Chantelle Alexander lifted her face to the sky and watched the big silver bird fly, It climbed nose high, glinting in the sunlight, twin trails of dark unconsumed fuel spinning out behind it as the engines howled under the full thrust. With the wind in this quarter, the extended centreline of the main Nice runway brought it out over Cap Ferrat.

Beside Chantelle, only an inch or two shorter than she was, Peter stood and watched it also and she took his arm, tucking her small dainty hand into the crook of his elbow.

“He stayed such a short time,” Peter said, and overhead the big airbus turned steeply on to its crosswind leg.

“We will have him with us again soon,” Chantelle promised, and then she went on. “Where were you, Peter? We hunted all over when it was time for Daddy to go?”

“I was in the forest,” he said evasively. He had heard them calling, but Peter was hidden in the secret place, the smuggler’s cleft in the yellow rock of the cliff; he would have killed himself rather than let Nicholas Berg see him weeping.

“Wouldn’t it be lovely if it was like the old times again?” Chantelle asked softly, and the boy stirred beside her, but unable to take his gaze from the aircraft, “Just the three of us again?”

“Without Uncle Duncan?” he asked incredulously, and high above them the aircraft, with a last twinkle of sunlight, dove deeply into the banks of cumulus cloud that buttressed the northern sky.
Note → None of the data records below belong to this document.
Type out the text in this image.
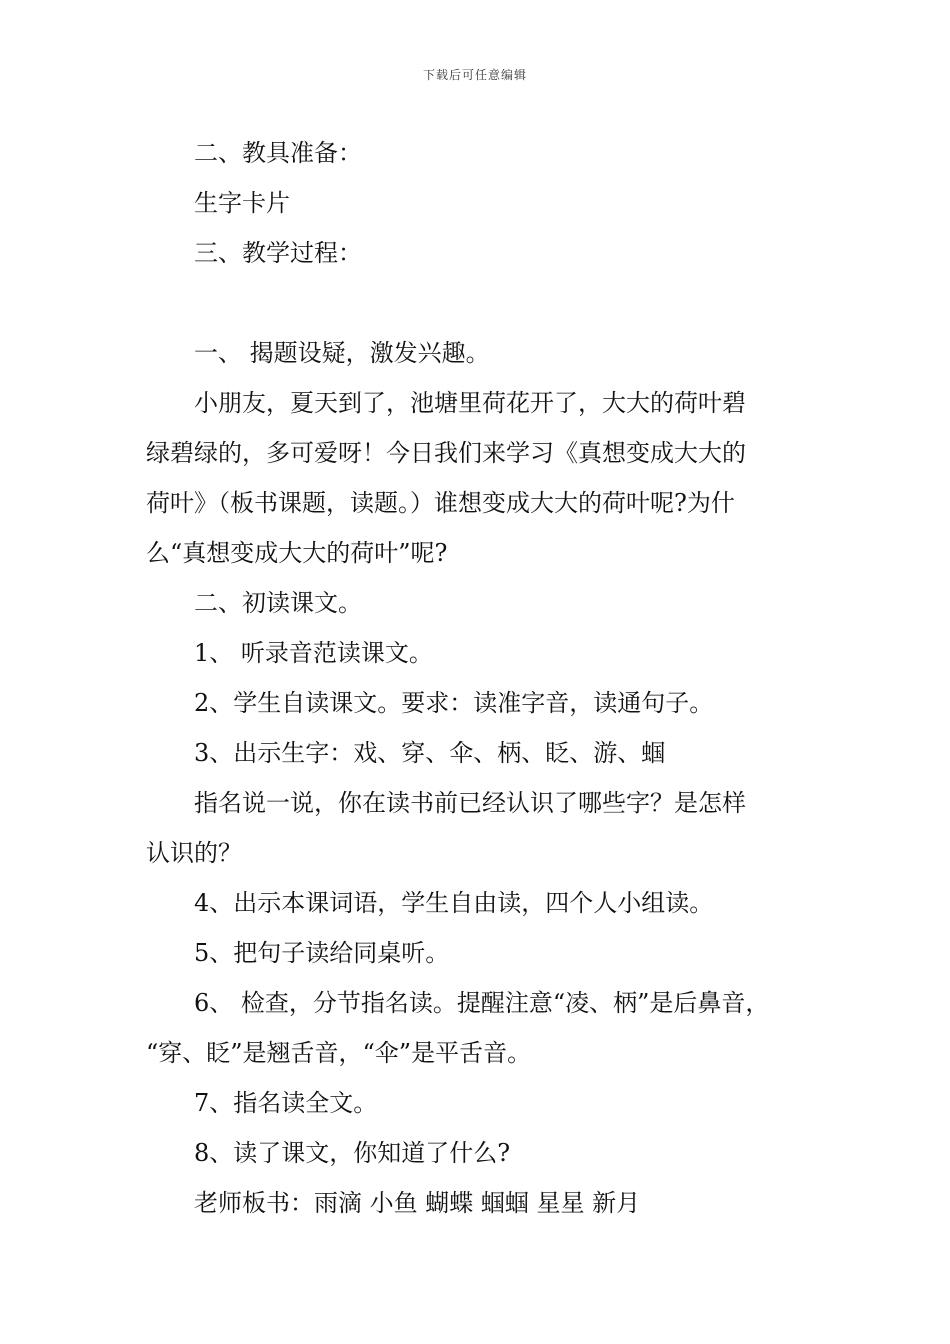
下载后可任意编辑
二、教具准备：
生字卡片
三、教学过程：
一、 揭题设疑，激发兴趣。
小朋友，夏天到了，池塘里荷花开了，大大的荷叶碧
绿碧绿的，多可爱呀！今日我们来学习《真想变成大大的
荷叶》（板书课题，读题。）谁想变成大大的荷叶呢?为什
么“真想变成大大的荷叶”呢?
二、初读课文。
1、 听录音范读课文。
2、学生自读课文。要求：读准字音，读通句子。
3、出示生字：戏、穿、伞、柄、眨、游、蝈
指名说一说，你在读书前已经认识了哪些字？是怎样
认识的？
4、出示本课词语，学生自由读，四个人小组读。
5、把句子读给同桌听。
6、 检查，分节指名读。提醒注意“凌、柄”是后鼻音，
“穿、眨”是翘舌音，“伞”是平舌音。
7、指名读全文。
8、读了课文，你知道了什么?
老师板书：雨滴 小鱼 蝴蝶 蝈蝈 星星 新月
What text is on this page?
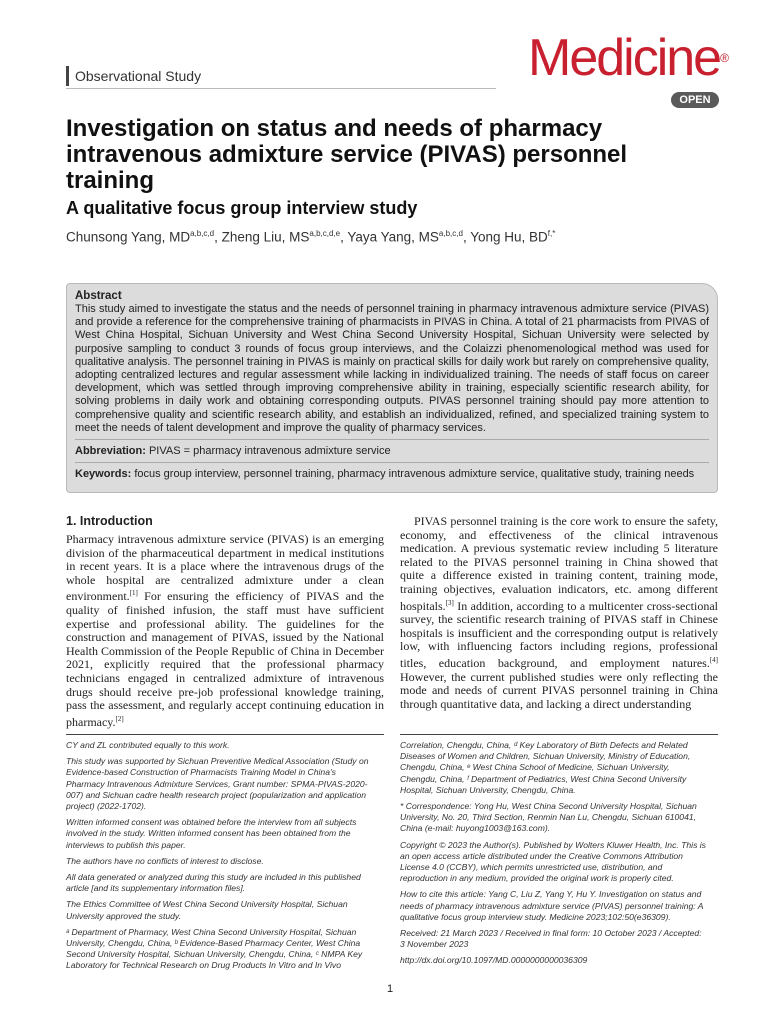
Observational Study	Medicine®
OPEN
Investigation on status and needs of pharmacy intravenous admixture service (PIVAS) personnel training
A qualitative focus group interview study
Chunsong Yang, MD$^{a,b,c,d}$, Zheng Liu, MS$^{a,b,c,d,e}$, Yaya Yang, MS$^{a,b,c,d}$, Yong Hu, $BD^{f,*}$
Abstract
This study aimed to investigate the status and the needs of personnel training in pharmacy intravenous admixture service (PIVAS) and provide a reference for the comprehensive training of pharmacists in PIVAS in China. A total of 21 pharmacists from PIVAS of West China Hospital, Sichuan University and West China Second University Hospital, Sichuan University were selected by purposive sampling to conduct 3 rounds of focus group interviews, and the Colaizzi phenomenological method was used for qualitative analysis. The personnel training in PIVAS is mainly on practical skills for daily work but rarely on comprehensive quality, adopting centralized lectures and regular assessment while lacking in individualized training. The needs of staff focus on career development, which was settled through improving comprehensive ability in training, especially scientific research ability, for solving problems in daily work and obtaining corresponding outputs. PIVAS personnel training should pay more attention to comprehensive quality and scientific research ability, and establish an individualized, refined, and specialized training system to meet the needs of talent development and improve the quality of pharmacy services.
Abbreviation: PIVAS = pharmacy intravenous admixture service
Keywords: focus group interview, personnel training, pharmacy intravenous admixture service, qualitative study, training needs
1. Introduction
Pharmacy intravenous admixture service (PIVAS) is an emerging division of the pharmaceutical department in medical institutions in recent years. It is a place where the intravenous drugs of the whole hospital are centralized admixture under a clean environment.[1] For ensuring the efficiency of PIVAS and the quality of finished infusion, the staff must have sufficient expertise and professional ability. The guidelines for the construction and management of PIVAS, issued by the National Health Commission of the People Republic of China in December 2021, explicitly required that the professional pharmacy technicians engaged in centralized admixture of intravenous drugs should receive pre-job professional knowledge training, pass the assessment, and regularly accept continuing education in pharmacy.[2]
PIVAS personnel training is the core work to ensure the safety, economy, and effectiveness of the clinical intravenous medication. A previous systematic review including 5 literature related to the PIVAS personnel training in China showed that quite a difference existed in training content, training mode, training objectives, evaluation indicators, etc. among different hospitals.[3] In addition, according to a multicenter cross-sectional survey, the scientific research training of PIVAS staff in Chinese hospitals is insufficient and the corresponding output is relatively low, with influencing factors including regions, professional titles, education background, and employment natures.[4] However, the current published studies were only reflecting the mode and needs of current PIVAS personnel training in China through quantitative data, and lacking a direct understanding

CY and ZL contributed equally to this work.

This study was supported by Sichuan Preventive Medical Association (Study on Evidence-based Construction of Pharmacists Training Model in China's Pharmacy Intravenous Admixture Services, Grant number: SPMA-PIVAS-2020-007) and Sichuan cadre health research project (popularization and application project) (2022-1702).

Written informed consent was obtained before the interview from all subjects involved in the study. Written informed consent has been obtained from the interviews to publish this paper.

The authors have no conflicts of interest to disclose.

All data generated or analyzed during this study are included in this published article [and its supplementary information files].

The Ethics Committee of West China Second University Hospital, Sichuan University approved the study.

ᵃ Department of Pharmacy, West China Second University Hospital, Sichuan University, Chengdu, China, ᵇ Evidence-Based Pharmacy Center, West China Second University Hospital, Sichuan University, Chengdu, China, ᶜ NMPA Key Laboratory for Technical Research on Drug Products In Vitro and In Vivo

Correlation, Chengdu, China, ᵈ Key Laboratory of Birth Defects and Related Diseases of Women and Children, Sichuan University, Ministry of Education, Chengdu, China, ᵉ West China School of Medicine, Sichuan University, Chengdu, China, ᶠ Department of Pediatrics, West China Second University Hospital, Sichuan University, Chengdu, China.

* Correspondence: Yong Hu, West China Second University Hospital, Sichuan University, No. 20, Third Section, Renmin Nan Lu, Chengdu, Sichuan 610041, China (e-mail: huyong1003@163.com).

Copyright © 2023 the Author(s). Published by Wolters Kluwer Health, Inc. This is an open access article distributed under the Creative Commons Attribution License 4.0 (CCBY), which permits unrestricted use, distribution, and reproduction in any medium, provided the original work is properly cited.

How to cite this article: Yang C, Liu Z, Yang Y, Hu Y. Investigation on status and needs of pharmacy intravenous admixture service (PIVAS) personnel training: A qualitative focus group interview study. Medicine 2023;102:50(e36309).

Received: 21 March 2023 / Received in final form: 10 October 2023 / Accepted: 3 November 2023

http://dx.doi.org/10.1097/MD.0000000000036309

1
Peter turned at last to face her. “Without Uncle Duncan?” he demanded again. “But that’s impossible.”

“Not if you help me, darling.” She took his face in her cupped hands. “You will help me, won’t you?” she asked, and he nodded once, a sharply incisive gesture of assent; she leaned forward and kissed him tenderly on the forehead. “That’s my man,” she whispered.

 

 

“Mr. Alexander is not available. May I take a message?”

“This is Mrs. Alexander. Tell my husband that it’s urgent.”

“Oh, I’m terribly sorry, Mrs. Alexander.” The secretary’s voice changed instantly, cool caution becoming effusive servility. “I didn’t recognize your voice. The line is dreadful, Mr. Alexander will speak to you directly.” Chantelle waited, staring impatiently from the study windows.

The weather had changed in the middle of the morning with the cold front sweeping down off the mountains, and now icy wind and rain battered at the windows.

“Chantelle, my dear,” the rich glossy voice that had once so dazzled her, “is this my call to you?”

“It’s mine, Duncan. I must speak to you urgently.”

“Good,” he agreed with her. “I wanted to speak to you also. Things are happening swiftly here. It’s necessary for you to come up to st Nazaire next Tuesday, instead of my joining you at Cap Ferrat.”

“Duncan—” but he went on over her protest, his voice as full of self-confidence, as ebullient as she had not heard it in over a year.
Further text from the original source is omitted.